Wednesday, 11 July 2012

Still Travelling

We’re not still travelling – we’ve been at GB’s for a couple of days - but my blog has yet to catch up with us…

Last Saturday morning, with the sun still shining, we made our way to Grasmere.  On the radio there were reports of major flooding throughout the country but the River Rothay showed no signs of being too full.

I think this Morris Minor was parked here last year. 

The Church at Grasmere is named after St Oswald, a 7th Century Christian King of Northumberland, who is said to have preached on the site.
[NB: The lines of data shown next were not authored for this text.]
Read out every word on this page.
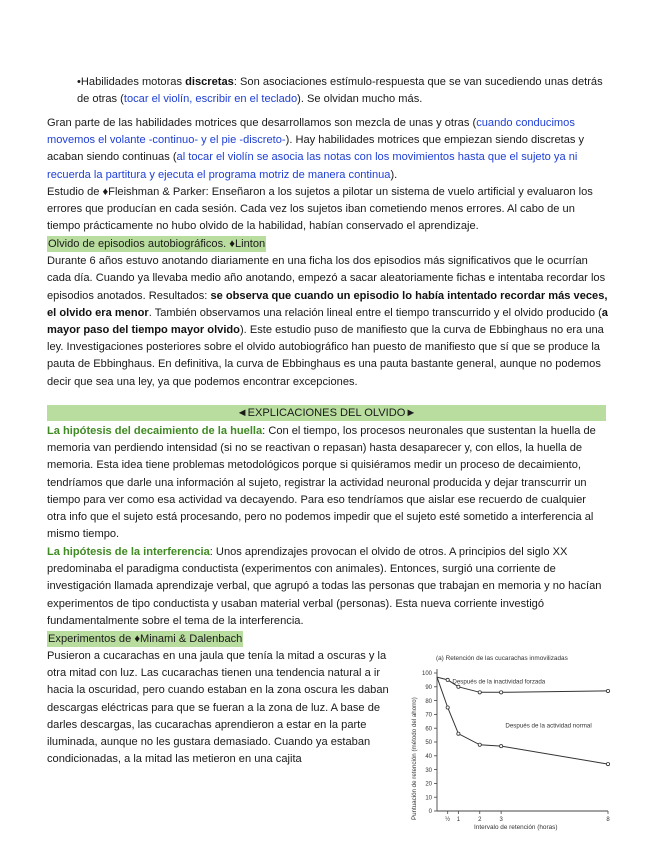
•Habilidades motoras discretas: Son asociaciones estímulo-respuesta que se van sucediendo unas detrás de otras (tocar el violín, escribir en el teclado). Se olvidan mucho más.

Gran parte de las habilidades motrices que desarrollamos son mezcla de unas y otras (cuando conducimos movemos el volante -continuo- y el pie -discreto-). Hay habilidades motrices que empiezan siendo discretas y acaban siendo continuas (al tocar el violín se asocia las notas con los movimientos hasta que el sujeto ya ni recuerda la partitura y ejecuta el programa motriz de manera continua).

Estudio de ♦Fleishman & Parker: Enseñaron a los sujetos a pilotar un sistema de vuelo artificial y evaluaron los errores que producían en cada sesión. Cada vez los sujetos iban cometiendo menos errores. Al cabo de un tiempo prácticamente no hubo olvido de la habilidad, habían conservado el aprendizaje.

Olvido de episodios autobiográficos. ♦Linton

Durante 6 años estuvo anotando diariamente en una ficha los dos episodios más significativos que le ocurrían cada día. Cuando ya llevaba medio año anotando, empezó a sacar aleatoriamente fichas e intentaba recordar los episodios anotados. Resultados: se observa que cuando un episodio lo había intentado recordar más veces, el olvido era menor. También observamos una relación lineal entre el tiempo transcurrido y el olvido producido (a mayor paso del tiempo mayor olvido). Este estudio puso de manifiesto que la curva de Ebbinghaus no era una ley. Investigaciones posteriores sobre el olvido autobiográfico han puesto de manifiesto que sí que se produce la pauta de Ebbinghaus. En definitiva, la curva de Ebbinghaus es una pauta bastante general, aunque no podemos decir que sea una ley, ya que podemos encontrar excepciones.

◄EXPLICACIONES DEL OLVIDO►

La hipótesis del decaimiento de la huella: Con el tiempo, los procesos neuronales que sustentan la huella de memoria van perdiendo intensidad (si no se reactivan o repasan) hasta desaparecer y, con ellos, la huella de memoria. Esta idea tiene problemas metodológicos porque si quisiéramos medir un proceso de decaimiento, tendríamos que darle una información al sujeto, registrar la actividad neuronal producida y dejar transcurrir un tiempo para ver como esa actividad va decayendo. Para eso tendríamos que aislar ese recuerdo de cualquier otra info que el sujeto está procesando, pero no podemos impedir que el sujeto esté sometido a interferencia al mismo tiempo.

La hipótesis de la interferencia: Unos aprendizajes provocan el olvido de otros. A principios del siglo XX predominaba el paradigma conductista (experimentos con animales). Entonces, surgió una corriente de investigación llamada aprendizaje verbal, que agrupó a todas las personas que trabajan en memoria y no hacían experimentos de tipo conductista y usaban material verbal (personas). Esta nueva corriente investigó fundamentalmente sobre el tema de la interferencia.

Experimentos de ♦Minami & Dalenbach

Pusieron a cucarachas en una jaula que tenía la mitad a oscuras y la otra mitad con luz. Las cucarachas tienen una tendencia natural a ir hacia la oscuridad, pero cuando estaban en la zona oscura les daban descargas eléctricas para que se fueran a la zona de luz. A base de darles descargas, las cucarachas aprendieron a estar en la parte iluminada, aunque no les gustara demasiado. Cuando ya estaban condicionadas, a la mitad las metieron en una cajita

(a) Retención de las cucarachas inmovilizadas
Intervalo de retención (horas)
Puntuación de retención (método del ahorro) 0
10
20
30
40
50
60
70
80
90
100
½ 1	2	3	8
Después de la inactividad forzada
Después de la actividad normal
It is the parish church of Grasmere, Rydal and Langdale, and each township has its own separate gate into the churchyard.  The nave is 13th Century. 
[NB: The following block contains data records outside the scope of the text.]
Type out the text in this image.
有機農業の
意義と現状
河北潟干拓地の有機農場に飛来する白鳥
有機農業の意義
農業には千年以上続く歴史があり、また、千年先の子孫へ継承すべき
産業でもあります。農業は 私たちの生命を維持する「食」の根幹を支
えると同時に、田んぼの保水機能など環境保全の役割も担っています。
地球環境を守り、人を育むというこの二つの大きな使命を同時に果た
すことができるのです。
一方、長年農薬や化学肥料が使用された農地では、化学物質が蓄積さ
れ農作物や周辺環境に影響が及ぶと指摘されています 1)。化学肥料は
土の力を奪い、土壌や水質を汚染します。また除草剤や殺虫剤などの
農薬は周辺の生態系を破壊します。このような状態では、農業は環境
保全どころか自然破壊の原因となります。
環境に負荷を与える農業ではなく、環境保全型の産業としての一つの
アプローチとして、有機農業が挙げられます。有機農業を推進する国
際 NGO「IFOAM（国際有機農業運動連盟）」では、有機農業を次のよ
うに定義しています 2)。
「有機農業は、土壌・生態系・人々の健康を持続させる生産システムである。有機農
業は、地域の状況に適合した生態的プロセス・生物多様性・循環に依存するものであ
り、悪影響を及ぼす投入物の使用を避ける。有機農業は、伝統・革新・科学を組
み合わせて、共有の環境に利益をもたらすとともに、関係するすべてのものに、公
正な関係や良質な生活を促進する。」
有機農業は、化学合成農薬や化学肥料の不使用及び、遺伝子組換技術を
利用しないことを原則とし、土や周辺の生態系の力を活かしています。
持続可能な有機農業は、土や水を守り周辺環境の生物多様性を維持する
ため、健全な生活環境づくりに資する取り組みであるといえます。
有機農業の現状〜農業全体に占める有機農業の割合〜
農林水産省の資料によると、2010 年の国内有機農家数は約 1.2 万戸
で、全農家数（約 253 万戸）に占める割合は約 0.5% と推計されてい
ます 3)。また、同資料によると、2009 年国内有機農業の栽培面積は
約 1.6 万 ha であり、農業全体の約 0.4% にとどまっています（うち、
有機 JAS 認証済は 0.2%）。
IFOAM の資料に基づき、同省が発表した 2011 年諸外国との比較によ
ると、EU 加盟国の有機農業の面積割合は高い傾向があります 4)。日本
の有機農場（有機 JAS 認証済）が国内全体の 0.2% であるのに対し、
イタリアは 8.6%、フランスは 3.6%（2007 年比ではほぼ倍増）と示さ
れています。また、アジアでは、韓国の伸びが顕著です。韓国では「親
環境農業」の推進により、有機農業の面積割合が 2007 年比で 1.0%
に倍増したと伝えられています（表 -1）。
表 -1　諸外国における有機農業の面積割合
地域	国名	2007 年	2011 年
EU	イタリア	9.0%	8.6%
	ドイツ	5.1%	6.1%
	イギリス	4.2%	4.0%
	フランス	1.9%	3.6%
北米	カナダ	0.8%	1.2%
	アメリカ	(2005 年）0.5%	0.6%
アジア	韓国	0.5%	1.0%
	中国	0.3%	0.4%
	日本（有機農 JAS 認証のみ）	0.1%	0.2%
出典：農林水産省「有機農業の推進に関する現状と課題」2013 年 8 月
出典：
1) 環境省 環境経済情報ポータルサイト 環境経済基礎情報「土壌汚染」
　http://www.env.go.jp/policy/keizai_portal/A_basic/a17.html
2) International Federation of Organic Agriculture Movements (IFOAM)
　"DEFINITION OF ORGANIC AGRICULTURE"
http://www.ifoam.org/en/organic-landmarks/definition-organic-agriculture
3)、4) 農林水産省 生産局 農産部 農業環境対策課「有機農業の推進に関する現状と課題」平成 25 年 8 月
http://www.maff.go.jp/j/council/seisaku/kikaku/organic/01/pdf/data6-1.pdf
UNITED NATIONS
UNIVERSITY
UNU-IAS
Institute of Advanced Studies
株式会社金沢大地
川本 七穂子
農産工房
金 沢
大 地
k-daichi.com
The North aisle of the church, almost as big as the nave, was added in 1490 for the residents of Langdale. 

The nave holds several memorials but the one most people come to see is that of William Wordsworth who lived at Grasmere for much of his life until his death on 23rd April (St George's Day) 1850 at the age of 80.  He and Mary have a simple tombstone in the churchyard, now one of the most visited literary shrines in the world.
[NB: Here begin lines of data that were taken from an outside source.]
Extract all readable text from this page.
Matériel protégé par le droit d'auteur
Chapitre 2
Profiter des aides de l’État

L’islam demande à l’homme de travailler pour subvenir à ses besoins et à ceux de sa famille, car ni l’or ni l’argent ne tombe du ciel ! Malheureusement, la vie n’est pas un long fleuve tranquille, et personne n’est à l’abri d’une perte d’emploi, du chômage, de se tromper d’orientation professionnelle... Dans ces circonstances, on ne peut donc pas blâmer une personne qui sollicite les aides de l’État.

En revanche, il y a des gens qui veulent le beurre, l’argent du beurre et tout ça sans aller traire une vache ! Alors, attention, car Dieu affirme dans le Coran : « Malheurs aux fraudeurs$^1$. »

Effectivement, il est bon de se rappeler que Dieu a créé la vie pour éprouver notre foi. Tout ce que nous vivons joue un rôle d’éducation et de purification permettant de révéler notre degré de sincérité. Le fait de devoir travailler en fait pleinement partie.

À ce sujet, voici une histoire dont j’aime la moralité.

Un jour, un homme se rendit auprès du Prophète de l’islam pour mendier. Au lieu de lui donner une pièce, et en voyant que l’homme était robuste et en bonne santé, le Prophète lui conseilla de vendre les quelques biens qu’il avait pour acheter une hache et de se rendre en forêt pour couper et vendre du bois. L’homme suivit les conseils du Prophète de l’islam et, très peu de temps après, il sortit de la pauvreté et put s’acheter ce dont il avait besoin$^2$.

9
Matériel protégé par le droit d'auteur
Just think, these beams were trees when King John signed the Magna Carta, the Mongolsv under Genghis Khan were conquering Russia, the Spanish and Portuguese were trying to expel the Moors from the Iberian peninsula, and Thomas Aquinas was writing his Summa Theologiae.

GB likes his Mr Whippy ice cream but I think that’s a bit ambitious. 

When we first came to The Lakes in the early 1960s one could not see Thirlmere from the road; it was screened off by the trees.  Now many of the Scots Pine have been harvested and the view is vastly improved. 

There is also a parking place at the head of the lake which people take advantage of to photograph the lake and the nearby mountains.

Including Helvellyn, the third highest peak in England at 3,117 ft.

I’m sure Keswick didn’t have a giraffe last year!

One of my favourite inn signs.

Street musicians.

The view of the Moot Hall and market from the Pillar House café window.

Can I interest you in some grapes?

The Moot Hall.

I wouldn’t mind having a lottery win to buy some original works of art here. 


I guess this could be the end of the sunshine for the day….

It will be Scotland in the rain for tomorrow’s posting.


  1. Another post full of lovely photographs and interesting information, thank you! What does Moot mean? (Of course I could look it up, but it is much nicer to have you explaining it)

    1. A moot hall is a meeting or assembly building, traditionally to decide local issues. In Anglo-Saxon England, a low ring-shaped earthwork served as a moot hill or moot mound, where the elders of the hundred would meet to take decisions. Some of these acquired permanent buildings, known as moot halls. However, many moot halls are on relatively new sites within later settlements.

      The Moot Hall, in Keswick Market Square, was built in 1813, and has an unusual one-handed clock. The history of The Moot Hall is sketchy, but there are reports of a significant building on the site as early as 1571.

      Moot means debateable; of little or no practical value or meaning; purely academic - hence Marcheline's moot point, below. But at one time a moot court was a mock court used by law students for mock trials. Ignore that - the name Moot Hall had nothing to do with mock trials it goes back even further to when moot meant a debate, argument or discussion. It was therefore a hall for discussion.

    2. I'm sure moot courts are still part of the law students' training in Scotland and, when I was reading for the English Bar they were used then too. I don't suppose things have changed much since.

    3. Thank you for letting me learn more about this!

  2. Nice photos. Don't yuo call street musicians "buskers" or has that word become obsolete?

    1. I think we tend only to call them buskers when they are outside theatres, etc. entertaining the queues waiting to go in. It's a term I haven't heard used outside of that context.

  3. I'm glad to see you did get a few sunny stops on your journey. Lovely views from the lake district!

  4. I was going to comment on that Hall, but it's a Moot point...

    "...the sky is beginning to bruise, and we shall be forced to camp." - Uncle Monty, Withnail & I

    1. Only instead of camping we headed into the worst of it. Is there a quote in Withnail along the lines of 'Silly us!'?

    2. Oooo, good one, Marcheline! :o)

  5. Do you know if the beams were treated to make them last so long?

    1. Welcome, Nothing Exceptional. But you aren't supposed to ask questions I don't know the answer to! Sorry. Does anyone know?

  6. Lots of familiar places and names in this post. We spent our honeymoon in Keswick in 1959. It rained everyday but we have been several other times and love the area.